A flyer on a wall in Israel reading "We believe the victims", posted in reaction to allegations that author Chaim Walder was a serial child sexual abuser. (Credit: Chochmat Nashim/Facebook)

Za’akah, an organization that helps survivors of childhood sexual abuse in the Orthodox Jewish community, recently posted on social media about the arrest of an elderly Quebec rabbi who was charged with sex crimes against a minor that date back 25 years. With a publication ban on the complainant’s name, we can’t reveal too many details at this time, except to confirm that there was an arrest warrant issued two years ago and the man was picked up at around Passover 2022 in Toronto.

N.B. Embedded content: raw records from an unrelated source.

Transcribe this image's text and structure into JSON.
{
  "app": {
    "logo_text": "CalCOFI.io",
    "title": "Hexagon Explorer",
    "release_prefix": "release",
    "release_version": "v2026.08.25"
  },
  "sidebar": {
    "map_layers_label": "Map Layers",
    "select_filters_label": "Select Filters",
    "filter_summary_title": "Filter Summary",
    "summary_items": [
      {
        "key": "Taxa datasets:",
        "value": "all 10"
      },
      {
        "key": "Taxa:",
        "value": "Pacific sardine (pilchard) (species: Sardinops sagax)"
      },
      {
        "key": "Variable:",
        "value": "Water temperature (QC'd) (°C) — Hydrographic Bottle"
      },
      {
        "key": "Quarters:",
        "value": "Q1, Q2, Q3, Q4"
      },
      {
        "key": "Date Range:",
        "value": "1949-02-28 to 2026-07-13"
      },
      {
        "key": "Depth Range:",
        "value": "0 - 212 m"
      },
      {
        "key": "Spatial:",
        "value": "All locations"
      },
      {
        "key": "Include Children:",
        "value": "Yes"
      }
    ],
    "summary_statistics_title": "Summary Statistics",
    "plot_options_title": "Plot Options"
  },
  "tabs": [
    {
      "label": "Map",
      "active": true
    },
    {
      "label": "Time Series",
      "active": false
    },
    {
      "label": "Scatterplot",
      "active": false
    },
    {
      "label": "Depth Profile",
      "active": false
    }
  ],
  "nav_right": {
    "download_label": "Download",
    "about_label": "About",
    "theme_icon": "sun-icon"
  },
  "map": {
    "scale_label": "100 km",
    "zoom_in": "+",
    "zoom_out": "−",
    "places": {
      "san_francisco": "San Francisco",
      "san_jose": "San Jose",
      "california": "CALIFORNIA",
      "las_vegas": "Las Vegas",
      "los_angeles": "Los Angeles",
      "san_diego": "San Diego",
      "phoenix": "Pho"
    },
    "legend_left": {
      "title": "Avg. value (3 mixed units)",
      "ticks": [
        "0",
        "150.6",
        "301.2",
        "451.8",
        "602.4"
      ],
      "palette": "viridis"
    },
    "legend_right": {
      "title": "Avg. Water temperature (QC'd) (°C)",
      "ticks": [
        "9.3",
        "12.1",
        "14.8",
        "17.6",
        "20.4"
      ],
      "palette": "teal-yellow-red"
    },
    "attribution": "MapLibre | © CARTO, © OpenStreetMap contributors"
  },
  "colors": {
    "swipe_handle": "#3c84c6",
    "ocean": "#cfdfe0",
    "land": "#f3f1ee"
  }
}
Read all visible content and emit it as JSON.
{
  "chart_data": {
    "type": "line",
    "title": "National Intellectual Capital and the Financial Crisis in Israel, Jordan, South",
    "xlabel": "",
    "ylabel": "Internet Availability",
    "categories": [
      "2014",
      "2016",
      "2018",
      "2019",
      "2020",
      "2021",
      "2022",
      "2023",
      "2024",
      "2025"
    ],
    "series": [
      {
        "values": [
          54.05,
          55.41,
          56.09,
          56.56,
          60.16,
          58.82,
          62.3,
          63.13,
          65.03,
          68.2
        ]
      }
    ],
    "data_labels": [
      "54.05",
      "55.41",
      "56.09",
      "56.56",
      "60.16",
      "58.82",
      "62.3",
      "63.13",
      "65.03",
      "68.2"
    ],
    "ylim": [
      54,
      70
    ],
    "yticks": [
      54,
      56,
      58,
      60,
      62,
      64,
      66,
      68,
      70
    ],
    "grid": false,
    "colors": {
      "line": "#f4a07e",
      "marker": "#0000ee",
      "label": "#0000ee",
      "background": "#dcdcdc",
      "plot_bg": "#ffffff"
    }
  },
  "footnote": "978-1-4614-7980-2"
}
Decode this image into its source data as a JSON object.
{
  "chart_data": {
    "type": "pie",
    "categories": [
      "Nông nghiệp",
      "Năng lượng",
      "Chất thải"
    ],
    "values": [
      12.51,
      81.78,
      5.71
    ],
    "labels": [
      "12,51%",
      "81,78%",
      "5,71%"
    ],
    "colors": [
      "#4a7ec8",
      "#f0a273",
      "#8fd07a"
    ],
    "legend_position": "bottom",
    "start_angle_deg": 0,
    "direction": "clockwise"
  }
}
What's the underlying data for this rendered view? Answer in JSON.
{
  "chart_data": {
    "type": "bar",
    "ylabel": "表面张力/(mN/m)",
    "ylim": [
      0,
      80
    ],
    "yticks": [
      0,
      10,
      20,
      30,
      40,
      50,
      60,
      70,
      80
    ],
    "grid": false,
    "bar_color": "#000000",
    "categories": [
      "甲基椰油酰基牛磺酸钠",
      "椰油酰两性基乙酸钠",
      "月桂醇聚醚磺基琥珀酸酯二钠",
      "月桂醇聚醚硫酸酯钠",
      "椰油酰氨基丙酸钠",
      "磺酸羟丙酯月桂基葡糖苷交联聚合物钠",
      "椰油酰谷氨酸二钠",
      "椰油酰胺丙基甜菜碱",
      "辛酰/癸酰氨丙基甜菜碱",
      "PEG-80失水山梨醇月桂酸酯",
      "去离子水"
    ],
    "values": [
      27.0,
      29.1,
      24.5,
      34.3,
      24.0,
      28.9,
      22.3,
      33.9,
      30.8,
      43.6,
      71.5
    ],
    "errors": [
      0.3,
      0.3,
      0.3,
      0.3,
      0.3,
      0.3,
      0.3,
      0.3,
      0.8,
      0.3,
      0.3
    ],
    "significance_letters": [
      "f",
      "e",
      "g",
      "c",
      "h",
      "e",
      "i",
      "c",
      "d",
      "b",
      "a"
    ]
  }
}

The announcement came just weeks before The CJN published an essay by Lorie Wolf, a musician in Toronto who decided to go public accusing a doctor of sexually assaulting her when she was 17.

In both cases, the accused men wound up not at a police station, but a beit din—the rabbinical court that handles matters in a quieter fashion. Wolf’s abuser paid a fine and continued to practise medicine for 15 years; the Quebec rabbi, who spent time as an educator in Montreal, was reportedly told to simply leave Canada for Israel—which he did, in fact, do.

To dissect the persistent problems facing the Orthodox community, and discuss the aftermath of the now-infamous Chaim Walder case from Israel, we’re joined by Asher Lovy, the director of Za’akah, and Ariella Kay, a case manager for the organization and one of their social media producers.